Daegu, KoreaThe defending champion and the World leader made it through the qualifying rounds of men’s Long Jump when in-stadium competition resumed at the World championships on Thursday morning, but each gave their supporters a surprise.


Neither man, however, provoked as much joy as Kim Deokhyeon, who became Korea’s first in-stadium finalist of the World Championships when his season’s best of 8.02m put him in 11th place overall with 12 men advancing to the final. If the cheering during qualifying is anything to go by, bring your earplugs for the final.


Next on the lists of surprises was Berlin 2009 champion Dwight Phillips. The surprise he delivered was a pleasant one, almost a shock. Phillips had a best this year of only 8.0m7 coming into Daegu, and that was way back in May when he finished fourth in the Shanghai Samsung Diamond League meeting. He used his champion’s wild card to make it into the US team.


So what does Phillips do here other than pop out an 8.32m effort on his opening jump in qualifying, the first man to better the automatic qualifying distance of 8.15m.


Mitchell Watt won that SDL in Shanghai and has been winning pretty well everything since. But his first jump in qualifying yielded a run-through that was measured at 6.43m. Nervous moments, given that he has been experiencing some problems in his left ankle.


Watt shooed the butterflies away with his second effort, an 8.15m, despite having almost 15 centimetres left on the take-off board. He, too, is safely through to the final on Friday night.

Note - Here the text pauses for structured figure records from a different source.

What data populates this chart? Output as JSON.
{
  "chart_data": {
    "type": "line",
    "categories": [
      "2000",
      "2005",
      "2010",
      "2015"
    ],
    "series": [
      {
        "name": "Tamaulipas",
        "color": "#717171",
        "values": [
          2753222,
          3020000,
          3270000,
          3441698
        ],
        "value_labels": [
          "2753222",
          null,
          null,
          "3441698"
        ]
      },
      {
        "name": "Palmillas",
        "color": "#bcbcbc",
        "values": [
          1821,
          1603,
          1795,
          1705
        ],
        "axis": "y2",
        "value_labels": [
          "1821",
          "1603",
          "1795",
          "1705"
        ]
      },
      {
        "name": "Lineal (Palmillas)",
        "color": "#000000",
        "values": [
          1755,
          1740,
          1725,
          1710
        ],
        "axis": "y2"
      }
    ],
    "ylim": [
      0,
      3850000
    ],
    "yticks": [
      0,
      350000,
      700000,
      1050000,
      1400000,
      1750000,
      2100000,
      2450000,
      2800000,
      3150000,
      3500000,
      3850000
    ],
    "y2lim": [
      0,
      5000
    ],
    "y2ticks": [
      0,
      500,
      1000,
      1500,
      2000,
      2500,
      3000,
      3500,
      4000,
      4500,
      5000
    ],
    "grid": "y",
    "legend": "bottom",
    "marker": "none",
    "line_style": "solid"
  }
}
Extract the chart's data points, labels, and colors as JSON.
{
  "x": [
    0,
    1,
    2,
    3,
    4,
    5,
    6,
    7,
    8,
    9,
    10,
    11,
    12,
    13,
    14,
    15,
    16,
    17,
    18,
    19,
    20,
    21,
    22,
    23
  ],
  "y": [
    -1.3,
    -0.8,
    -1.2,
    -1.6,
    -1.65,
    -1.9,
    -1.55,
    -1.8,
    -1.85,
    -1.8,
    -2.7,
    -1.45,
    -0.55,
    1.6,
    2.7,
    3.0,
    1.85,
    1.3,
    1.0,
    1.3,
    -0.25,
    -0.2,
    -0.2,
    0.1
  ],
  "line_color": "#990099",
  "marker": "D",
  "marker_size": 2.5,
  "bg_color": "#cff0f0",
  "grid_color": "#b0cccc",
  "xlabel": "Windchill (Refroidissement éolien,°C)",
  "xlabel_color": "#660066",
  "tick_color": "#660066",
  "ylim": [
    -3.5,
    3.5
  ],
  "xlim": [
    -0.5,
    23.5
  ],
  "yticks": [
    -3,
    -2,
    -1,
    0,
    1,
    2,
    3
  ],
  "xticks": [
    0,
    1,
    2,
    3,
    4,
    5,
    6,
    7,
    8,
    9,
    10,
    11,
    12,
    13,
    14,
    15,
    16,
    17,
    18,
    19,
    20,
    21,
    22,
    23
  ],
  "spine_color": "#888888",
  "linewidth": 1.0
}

Phillips and Watt were the only two men to achieve the automatic distance, though Germany’s Christian Reif (8.13m), Zimbabwe’s Ngonidzashe Makusha and German’s Sebastian Bayer (8.11m for both), found near enough was quite comfortably good enough in the end.


Britain’s pair of world-class jumpers, Chris Tomlinson and Greg Rutherford, fell either side of the divide. Tomlinson got the 12th, and last, place in the final with an 8.02m; Rutherford finished 15th overall with 8.00m.


Other notables to miss out were Berlin 2009 silver medallist Godfrey Mokoena of South Africa, Australia’s world indoor champion Fabrice Lapierre, reigning Olympic champion Irving Saladino of Panama and Salim Sdiri of France.